ELECTRIC FUNERAL - The Wild Performance
July 16, 2019, 5 years ago
(Guerssen)
Lovers of proto metal obscurities will bask in this one, 1970 rehearsal tapes from Switzerland’s Electric Funeral, who had a very heavy name (amazingly, no, they claim they didn’t take it from the Sab song), logo, and sound. Although the band never released an official album, The Wild Performance was released in 1991 and is now seeing reissue as a double LP with four bonus tracks, all from 1970 except for one, from 1973.

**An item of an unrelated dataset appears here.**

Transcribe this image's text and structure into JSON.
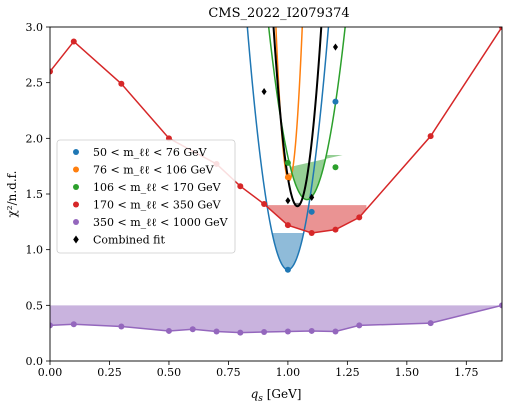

Opener “People” actually rocks hard and proto-punk, the band dipping through Detroit for a fun, clanging rocker with a great riff and upbeat rhythm. Then it’s into Drab Four turf with “War Funeral Song”, which stays mainly slow and builds hard, the band exploring dynamics with success with this great song. “Black Pages”, again, man, I hear great potential here for this band to be the Sabbath Jr. that never was on songs like this massive rager, which threatens to get blues hokey but instead gets down-right doomy and builds with a very Sabbatherian drama to it. “Rock Ba Rock” picks up the pace a bit and is impressive because here we are, four songs into an archival proto-metal release and things have actually stayed heavy; no sudden dips into blues or bubblegum pop or the usual things these bands did, showing Electric Funeral actually had metal coursing through their weirdo veins. The sound quality is a bit dodgy, but it’s actually not bad, considering this are rehearsal tapes from so long ago, and the whole thing goes on for a bit too long (indeed, many of the band’s songs could be a few minutes shorter, although some, like “Fly Away” use their runtime perfectly), but such is the nature of archival releases like this; it’s not necessarily meant to be a start-to-finish album experience, but rather an exploration into a band that, if things had worked out just a bit differently, would most certainly be talked about more in metal circles today.